چکیده:
Soil salinity undergoes significant spatial and temporal variations; therefore, salinity mapping is difficult, expensive, and time consuming. However, researchers have mainly focused on arid soils (bare) and less attention has been paid to halophyte plants and their role as salinity indicators. Accordingly, this paper aimed to investigate the relationship between soil properties, such as electrical conductivity of the saturation extract (ECe) and the spectral reflectance of vegetation species and bare soil, to offer a method for providing salinity map using remote sensing. Various vegetation species and bare soil reflectance were measured. Spectral Response Index (SRI) for bare soil and soil with vegetation was measured via the Normalized Difference Vegetation Index (NDVI), Soil Adjusted Vegetation Index (SAVI), and salinity indexes. The electrical conductivity of the saturated extract, texture, and organic matter of soil samples were determined. The correlation coefficient of soil salinity with SRI, SAVI, and salinity indexes were obtained, and a model was presented for soil salinity prediction. EC map was estimated using the proposed model. The correlation between SRI and EC was higher than other models (0.97). The results showed that the salinity map obtained from the model had the highest compliance (0.96) with field findings. In general, in this area and similar areas, the SRI index is an acceptable indicator of salinity and soil salinity mapping.
خلاصه ماشینی:
Accordingly, this paper aimed to investigate the relationship between soil properties, such as electrical conductivity of the saturation extract (ECe) and the spectral reflectance of vegetation species and bare soil, to offer a method for providing salinity map using remote sensing.

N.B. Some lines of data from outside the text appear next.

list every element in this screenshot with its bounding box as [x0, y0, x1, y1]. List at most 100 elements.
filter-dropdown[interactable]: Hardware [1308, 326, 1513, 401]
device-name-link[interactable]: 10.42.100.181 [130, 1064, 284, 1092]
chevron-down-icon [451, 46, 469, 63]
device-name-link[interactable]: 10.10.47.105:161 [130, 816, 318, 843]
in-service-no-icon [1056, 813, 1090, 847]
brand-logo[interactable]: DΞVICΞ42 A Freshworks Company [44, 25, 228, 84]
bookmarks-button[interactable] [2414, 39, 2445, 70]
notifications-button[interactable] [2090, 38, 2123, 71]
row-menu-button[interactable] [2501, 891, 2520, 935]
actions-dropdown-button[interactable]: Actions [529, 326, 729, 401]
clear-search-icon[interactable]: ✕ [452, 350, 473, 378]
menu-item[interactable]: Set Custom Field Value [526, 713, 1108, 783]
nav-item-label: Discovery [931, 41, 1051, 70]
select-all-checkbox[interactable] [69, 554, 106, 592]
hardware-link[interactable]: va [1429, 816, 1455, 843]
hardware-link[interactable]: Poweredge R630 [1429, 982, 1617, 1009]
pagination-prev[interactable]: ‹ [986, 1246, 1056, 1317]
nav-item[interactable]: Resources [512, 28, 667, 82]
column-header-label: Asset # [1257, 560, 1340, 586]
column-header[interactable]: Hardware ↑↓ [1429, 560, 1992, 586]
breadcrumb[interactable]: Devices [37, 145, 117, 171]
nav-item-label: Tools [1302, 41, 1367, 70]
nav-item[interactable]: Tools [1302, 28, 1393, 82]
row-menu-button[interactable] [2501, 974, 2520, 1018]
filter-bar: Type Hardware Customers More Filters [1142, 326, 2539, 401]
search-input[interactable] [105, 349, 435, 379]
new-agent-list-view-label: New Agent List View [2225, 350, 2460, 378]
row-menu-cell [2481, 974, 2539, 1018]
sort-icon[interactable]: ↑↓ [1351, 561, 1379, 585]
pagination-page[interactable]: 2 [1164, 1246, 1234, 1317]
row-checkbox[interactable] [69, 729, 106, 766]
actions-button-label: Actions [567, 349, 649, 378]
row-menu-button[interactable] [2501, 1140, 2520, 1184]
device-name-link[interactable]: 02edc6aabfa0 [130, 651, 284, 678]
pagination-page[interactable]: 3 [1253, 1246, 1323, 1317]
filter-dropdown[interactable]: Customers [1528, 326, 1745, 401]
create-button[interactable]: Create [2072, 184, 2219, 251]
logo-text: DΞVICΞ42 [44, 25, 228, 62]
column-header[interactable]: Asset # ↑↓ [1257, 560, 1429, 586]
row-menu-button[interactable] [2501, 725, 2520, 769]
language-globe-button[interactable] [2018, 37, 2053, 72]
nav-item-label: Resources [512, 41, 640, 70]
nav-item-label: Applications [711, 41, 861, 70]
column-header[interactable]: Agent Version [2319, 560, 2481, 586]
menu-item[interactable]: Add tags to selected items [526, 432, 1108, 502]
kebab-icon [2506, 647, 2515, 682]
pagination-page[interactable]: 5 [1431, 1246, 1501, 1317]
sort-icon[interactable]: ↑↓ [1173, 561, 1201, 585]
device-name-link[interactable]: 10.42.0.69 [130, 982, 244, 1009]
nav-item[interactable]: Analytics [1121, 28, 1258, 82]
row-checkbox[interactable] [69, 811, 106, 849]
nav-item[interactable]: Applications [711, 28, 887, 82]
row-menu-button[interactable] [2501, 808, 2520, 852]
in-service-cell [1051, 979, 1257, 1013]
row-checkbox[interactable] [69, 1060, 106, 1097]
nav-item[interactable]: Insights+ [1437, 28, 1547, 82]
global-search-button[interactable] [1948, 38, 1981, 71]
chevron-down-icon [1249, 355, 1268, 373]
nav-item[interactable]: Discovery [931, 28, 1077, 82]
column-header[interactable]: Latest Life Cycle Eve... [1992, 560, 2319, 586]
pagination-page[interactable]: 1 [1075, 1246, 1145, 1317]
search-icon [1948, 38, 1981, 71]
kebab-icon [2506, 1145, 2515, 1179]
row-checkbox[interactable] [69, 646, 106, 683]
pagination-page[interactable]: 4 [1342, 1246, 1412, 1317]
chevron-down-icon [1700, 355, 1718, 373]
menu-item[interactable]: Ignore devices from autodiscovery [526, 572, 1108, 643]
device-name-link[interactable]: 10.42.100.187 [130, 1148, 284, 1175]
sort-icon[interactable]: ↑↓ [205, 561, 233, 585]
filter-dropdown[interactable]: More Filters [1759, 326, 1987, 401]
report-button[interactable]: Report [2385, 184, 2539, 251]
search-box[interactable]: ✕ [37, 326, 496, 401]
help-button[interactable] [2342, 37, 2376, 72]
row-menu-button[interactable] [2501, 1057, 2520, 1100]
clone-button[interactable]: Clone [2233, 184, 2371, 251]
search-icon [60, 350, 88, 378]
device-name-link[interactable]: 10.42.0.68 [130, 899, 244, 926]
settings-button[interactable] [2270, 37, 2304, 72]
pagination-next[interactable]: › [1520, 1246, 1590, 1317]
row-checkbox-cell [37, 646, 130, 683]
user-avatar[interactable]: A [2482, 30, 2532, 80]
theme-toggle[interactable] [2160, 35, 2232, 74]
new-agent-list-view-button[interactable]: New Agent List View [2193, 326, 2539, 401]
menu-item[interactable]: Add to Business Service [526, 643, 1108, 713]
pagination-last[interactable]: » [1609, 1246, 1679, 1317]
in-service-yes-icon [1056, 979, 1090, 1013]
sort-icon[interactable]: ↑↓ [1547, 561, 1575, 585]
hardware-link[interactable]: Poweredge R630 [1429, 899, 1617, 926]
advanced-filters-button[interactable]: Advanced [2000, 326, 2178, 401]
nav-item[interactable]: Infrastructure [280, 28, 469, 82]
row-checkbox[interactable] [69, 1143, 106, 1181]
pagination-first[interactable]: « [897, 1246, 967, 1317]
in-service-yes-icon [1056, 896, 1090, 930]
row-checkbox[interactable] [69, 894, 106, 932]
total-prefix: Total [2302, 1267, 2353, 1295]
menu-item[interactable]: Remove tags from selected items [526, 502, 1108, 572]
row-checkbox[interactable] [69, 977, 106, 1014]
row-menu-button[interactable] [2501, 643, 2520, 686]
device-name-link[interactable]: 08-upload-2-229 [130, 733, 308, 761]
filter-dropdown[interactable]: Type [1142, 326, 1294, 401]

For example, McGowen and Mallyon (1996), using TM data and maximum likelihood classification algorithm, provide more saline areas estimation more than expected, which was due to the land management, vegetation conditions, and soil type of the studied area.
On the contrary, remote sensing can minimize the time and cost for broad sampling and salinity mapping because salinity levels are assessed by various band reflectances and satellite imagery ratios (Tamلs and Lénلrt, 2006; Eldeiry and Garcia, 2008).
El Hafyani (2019) modeled and mapped soil salinity in Tafilalet plain, Morocco, based on Landsat 8 OLI satellite data in combination with ground field data.
Most parameters (blue, green, red and NIR and the vegetation index) indicateda good perception of the remote sensing data in the spatial mapping of soil salinity.
Study of soil salinity in the Ardakan area, IRAN, based field observation and remote sensing, procceding of 8th EARSEL symposium NETHERLAND, May 1988 Allbed, A.
Generating large scale soil salinity maps with geophysics and remote sensing.
J. Detecting soil salinity in alfalfa fields using spatial modeling and remote sensing, 72; 201–211.
The use of remote sensing data to extract information from agricultural land with emphasis on soil salinity.